Since 2007, the Student Cluster Competition (SCC) has provided an international multi-day contest for the best and brightest university HPC teams. This year, the in-person event was held at SC23 in Denver from November 13-15, 2023. The competition was chaired by Jenett Tillotson, National Center for Atmospheric Research (NCAR).
The event is a two-day HPC optimization contest where student teams get limited power to run some standard HPC benchmarks. The difficult contest brings together the best and brightest students for a serious competition.
The following eleven teams qualified to compete at SC23 this year.
- Boston University, Brown University, UMass Boston
- Clemson University
- Nanyang Technological University
- New York University
- Peking University
- ShanghaiTech University
- Swiss National Supercomputing Centre
- Tsinghua University
- University of California, San Diego
- University of Kansas
- University of New Mexico
There was also a group of Indy (independent) teams. The IndySCC is an event sharing the goals of the SCC but with an emphasis on education and inclusion, intended for less-experienced teams. Teams compete remotely using provided hardware through an education-focused experience supported by HPC industry experts during the months leading up to the conference.
The contest requires each team to solve a series of benchmarks within a power draw limit of 4000 watts. They are allowed an extra 500W for networking gear.

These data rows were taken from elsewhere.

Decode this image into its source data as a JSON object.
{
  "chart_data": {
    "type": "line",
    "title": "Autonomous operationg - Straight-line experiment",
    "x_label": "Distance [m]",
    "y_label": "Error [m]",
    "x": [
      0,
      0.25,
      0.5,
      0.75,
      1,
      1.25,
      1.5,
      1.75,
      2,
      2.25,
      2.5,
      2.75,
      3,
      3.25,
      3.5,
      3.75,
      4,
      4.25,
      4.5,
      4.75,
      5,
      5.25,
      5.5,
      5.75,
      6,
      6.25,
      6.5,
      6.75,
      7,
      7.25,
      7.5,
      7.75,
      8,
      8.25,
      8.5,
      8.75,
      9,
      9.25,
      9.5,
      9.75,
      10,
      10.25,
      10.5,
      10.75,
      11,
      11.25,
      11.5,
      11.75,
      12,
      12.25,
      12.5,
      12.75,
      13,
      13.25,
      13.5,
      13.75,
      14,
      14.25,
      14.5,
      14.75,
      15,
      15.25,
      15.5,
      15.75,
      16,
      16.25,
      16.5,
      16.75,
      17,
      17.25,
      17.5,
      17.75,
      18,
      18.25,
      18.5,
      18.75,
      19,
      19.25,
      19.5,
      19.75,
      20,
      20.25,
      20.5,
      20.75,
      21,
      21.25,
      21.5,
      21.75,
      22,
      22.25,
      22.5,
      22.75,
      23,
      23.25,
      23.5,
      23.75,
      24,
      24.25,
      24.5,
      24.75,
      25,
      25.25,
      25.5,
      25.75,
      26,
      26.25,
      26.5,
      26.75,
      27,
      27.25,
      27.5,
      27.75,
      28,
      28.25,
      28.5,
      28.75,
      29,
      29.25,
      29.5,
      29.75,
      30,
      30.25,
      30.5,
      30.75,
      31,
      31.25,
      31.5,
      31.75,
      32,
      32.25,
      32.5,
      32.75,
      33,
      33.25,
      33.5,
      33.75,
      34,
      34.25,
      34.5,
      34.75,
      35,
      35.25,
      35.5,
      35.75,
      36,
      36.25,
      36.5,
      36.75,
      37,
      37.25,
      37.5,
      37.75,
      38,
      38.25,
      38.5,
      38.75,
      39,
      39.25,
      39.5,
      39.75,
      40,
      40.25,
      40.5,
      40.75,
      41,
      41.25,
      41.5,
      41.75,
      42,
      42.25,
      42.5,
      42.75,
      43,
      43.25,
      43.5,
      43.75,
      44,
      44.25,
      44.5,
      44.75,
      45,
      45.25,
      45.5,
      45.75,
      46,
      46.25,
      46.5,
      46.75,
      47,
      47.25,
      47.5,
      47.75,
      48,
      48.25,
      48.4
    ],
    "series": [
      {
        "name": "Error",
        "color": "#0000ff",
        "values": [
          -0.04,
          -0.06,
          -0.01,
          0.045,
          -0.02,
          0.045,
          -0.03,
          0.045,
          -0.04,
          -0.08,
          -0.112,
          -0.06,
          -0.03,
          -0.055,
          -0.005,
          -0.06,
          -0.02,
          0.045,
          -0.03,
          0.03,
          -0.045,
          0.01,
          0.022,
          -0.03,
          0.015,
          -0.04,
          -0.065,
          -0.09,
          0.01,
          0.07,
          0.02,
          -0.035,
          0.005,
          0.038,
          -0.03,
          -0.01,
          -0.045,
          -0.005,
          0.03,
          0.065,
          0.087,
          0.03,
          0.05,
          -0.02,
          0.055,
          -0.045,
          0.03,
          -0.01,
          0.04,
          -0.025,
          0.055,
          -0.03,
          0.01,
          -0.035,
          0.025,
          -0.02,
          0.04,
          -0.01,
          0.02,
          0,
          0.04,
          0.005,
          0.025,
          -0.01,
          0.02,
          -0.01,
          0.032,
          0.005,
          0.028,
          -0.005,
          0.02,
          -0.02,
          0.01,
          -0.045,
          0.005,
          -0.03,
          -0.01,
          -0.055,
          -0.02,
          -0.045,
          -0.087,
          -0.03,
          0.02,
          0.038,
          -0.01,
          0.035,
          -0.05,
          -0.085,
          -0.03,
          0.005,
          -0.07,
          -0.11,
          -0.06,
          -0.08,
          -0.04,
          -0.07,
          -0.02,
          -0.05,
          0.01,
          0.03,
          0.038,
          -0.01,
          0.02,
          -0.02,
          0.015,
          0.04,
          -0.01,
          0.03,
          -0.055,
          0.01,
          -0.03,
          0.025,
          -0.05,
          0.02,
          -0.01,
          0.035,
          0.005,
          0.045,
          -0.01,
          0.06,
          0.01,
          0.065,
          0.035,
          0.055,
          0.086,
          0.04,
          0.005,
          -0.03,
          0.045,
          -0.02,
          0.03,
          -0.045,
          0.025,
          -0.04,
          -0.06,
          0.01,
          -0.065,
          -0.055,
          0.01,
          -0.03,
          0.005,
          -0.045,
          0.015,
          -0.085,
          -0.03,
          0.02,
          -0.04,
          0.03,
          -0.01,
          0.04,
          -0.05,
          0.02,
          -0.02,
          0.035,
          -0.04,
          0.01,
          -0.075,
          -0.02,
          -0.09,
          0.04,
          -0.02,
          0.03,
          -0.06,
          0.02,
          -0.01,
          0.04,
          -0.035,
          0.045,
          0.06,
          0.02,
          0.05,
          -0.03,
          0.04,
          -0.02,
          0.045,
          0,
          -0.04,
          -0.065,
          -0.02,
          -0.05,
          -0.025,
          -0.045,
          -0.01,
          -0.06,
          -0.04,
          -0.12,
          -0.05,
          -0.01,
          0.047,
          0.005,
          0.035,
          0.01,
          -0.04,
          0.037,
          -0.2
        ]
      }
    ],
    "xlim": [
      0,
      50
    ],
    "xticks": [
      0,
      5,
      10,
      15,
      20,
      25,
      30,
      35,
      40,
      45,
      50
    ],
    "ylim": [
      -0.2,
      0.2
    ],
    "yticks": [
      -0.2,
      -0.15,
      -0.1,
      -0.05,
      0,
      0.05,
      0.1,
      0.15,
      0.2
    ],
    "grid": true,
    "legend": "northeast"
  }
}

University-based teams choose their hardware (often donated by vendors. However, all hardware must be commercially available and displayed in the 10×10 booth during the competition.
The complete set of rules is available here.
High-Performance Linpack (HPL)
The HPL benchmark solves a (random) dense linear system in double-precision arithmetic. It is often used to measure the peak performance of a computer or that of a high-performance computing (HPC) cluster. Their performances with the HPL benchmark determine the ranking of the top 500 supercomputers in the world.
HPC Conjugate Gradient (HPCG)
The HPCG benchmark uses a preconditioned conjugate gradient (PCG) algorithm to measure the performance of HPC platforms with respect to frequently observed but challenging patterns of computing, communication, and memory access. While HPL provides an optimistic performance target for applications, HPCG can be considered as a lower bound on performance. Many of the top 500 supercomputers also provide their HPCG performance as a reference.
Machine learning (ML) is increasingly used in many scientific domains to make groundbreaking innovations. MLPerf Inference is a benchmark for measuring how fast systems can run models in various deployment scenarios. The fundamental motivation behind this benchmark is to measure ML-system performance in an architecture-neutral, representative, and reproducible manner.
SC23 SCC Results
Overall: Swiss National Supercomputing Centre
Linpack: Peking University (181.9 Teraflops)
HPCG: Tsinghua University (2.8 Teraflops)
MLPerf: Peking University and University of California, San Diego
Indy-1st Place: Zhejiang University
Indy-2nd Place: Finnish IT Center for Science
Indy-3rd Place: Universidad Nacional de Córdoba
Congratulations to all the teams. The SCC often provides an excellent “overnight-night” experience for future HPC mavens — well done everyone.